Abu Dhabi, UAEWednesday 1 April 2020

Coronavirus is jeopardising jobs

Governments, responsible companies and compassionate individuals are stepping up to help

Dubai's Burj Khalifa lights up with a message "Stay Home" reminding citizens to stay put amid the coronavirus pandemic. AFP
Dubai's Burj Khalifa lights up with a message "Stay Home" reminding citizens to stay put amid the coronavirus pandemic. AFP

The coronavirus pandemic has confined one fifth of the world's population to their homes and the number of infected people has risen to nearly half a million. Unfortunately, the victims of coronavirus are not limited to those who have contracted the disease. Millions of people are at risk of losing their source of income overnight.

In Lebanon, on Tuesday, taxi driver Salim Khadouj set himself and his car on fire in despair, after receiving a fine that he could not afford to pay for violating lockdown rules. He is still recovering from severe burns at the hospital. The father of four and sole breadwinner of his family had seen his financial situation deteriorate over the past months and felt he had no choice but to put his health at risk to provide for his loved ones. The country is reeling under an unprecedented financial crisis, which is now further compounded by the coronavirus.

Mr Khadouj’s story is not an isolated case. From Lebanon to the US, France, the rest of Europe and indeed, across the world, the pandemic has put businesses big and small in a tight economic spot, jeopardising the livelihoods of millions. In the US alone, the number of people who have lost their jobs and now seeking unemployment benefits has soared in just a few weeks.

In response, communities have shown extraordinary solidarity. A GoFundMe page has been set up to help Mr Khadouj and it garnered more than $10,000 in one day.

Governments and responsible companies have also launched initiatives to save jobs and, by extension, the economy. Countries around the world are announcing initiatives to deal with this unprecedented situation. The US is planning to roll out a stimulus package of $2 trillion to curb the economic impact of the virus.

Economists are expecting the impact of COVID-19 to be far-reaching and it is already being felt, especially in the tourism and aviation sectors. Airplane maker Boeing, for one, is seeking $60 billion in US government loans, but while big companies usually get their fair share of support during times of recession, it is important to also provide help for the small and medium enterprises, the businesses run by ordinary citizens.

In the words of Sheikh Mohammed bin Rashid, Vice President and ruler of Dubai, now is a time “for unity, cooperation and solidarity to fight the worst enemy of humankind.” Sheikh Mohammed Bin Zayed, Crown Prince of Abu Dhabi and Deputy Supreme Commander of the Armed Forces said "I'd like to recognise all the small, medium and large businesses in the UAE that have risen up with initiatives and programs that support the people of the UAE'.

In times of crisis, big businesses need financial help, but the safety net needs to be expanded to cover smaller businesses

The UAE Central Bank has allotted Dh126.5 billion to keep the economy afloat.
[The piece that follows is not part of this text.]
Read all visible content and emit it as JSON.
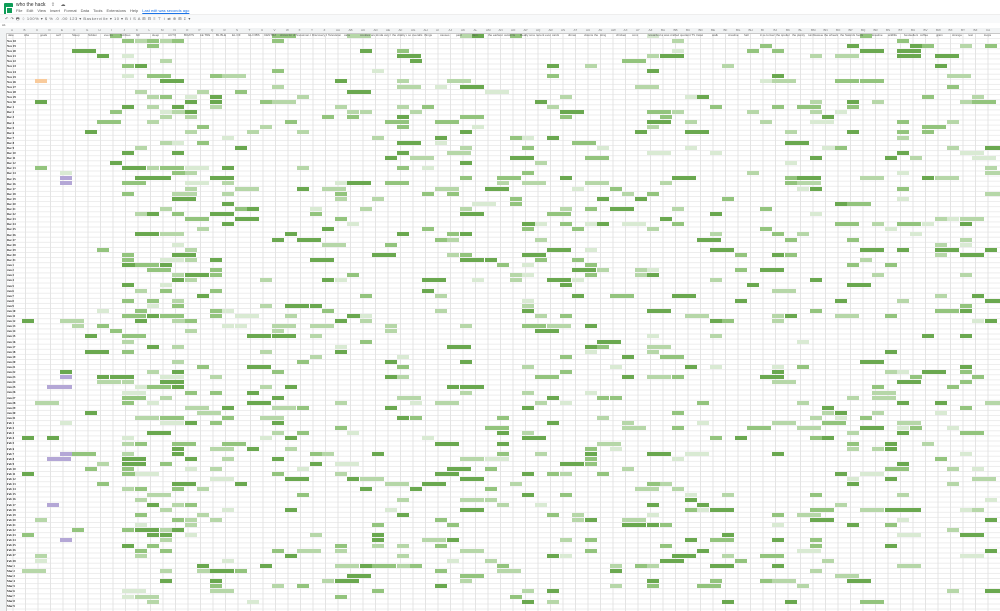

Electricity bills have been reduced by 10 per cent for people and businesses. Abu Dhabi has decided to waive road toll charges and cut utility bills for the rest of the year to support everyone during these difficult times.

Al Futtaim Group also announced it will offer Dh100 million fund to lend a helping hand to retailers affected by the pandemic, including three months of rent relief in its malls across the UAE. Abu Dhabi government has announced that financial institutions have come up with 17 financial initiatives to help individuals and small and medium businesses.

Some companies have found creative ways of saving their employees’ jobs. Majid Al Futaim's Vox Cinema and Ski Dubai will redeploy 1,000 staff workers to Carrefour supermarkets, which are facing a larger number of customers during the current crisis.

In times of crisis, big businesses need financial help, but the safety net needs to be expanded to cover smaller, family-run businesses and neighbourhood stores. A holistic approach is required to curb the spread of coronavirus, but also to save jobs, and provide relief for individuals. We must come together to save lives - and livelihoods.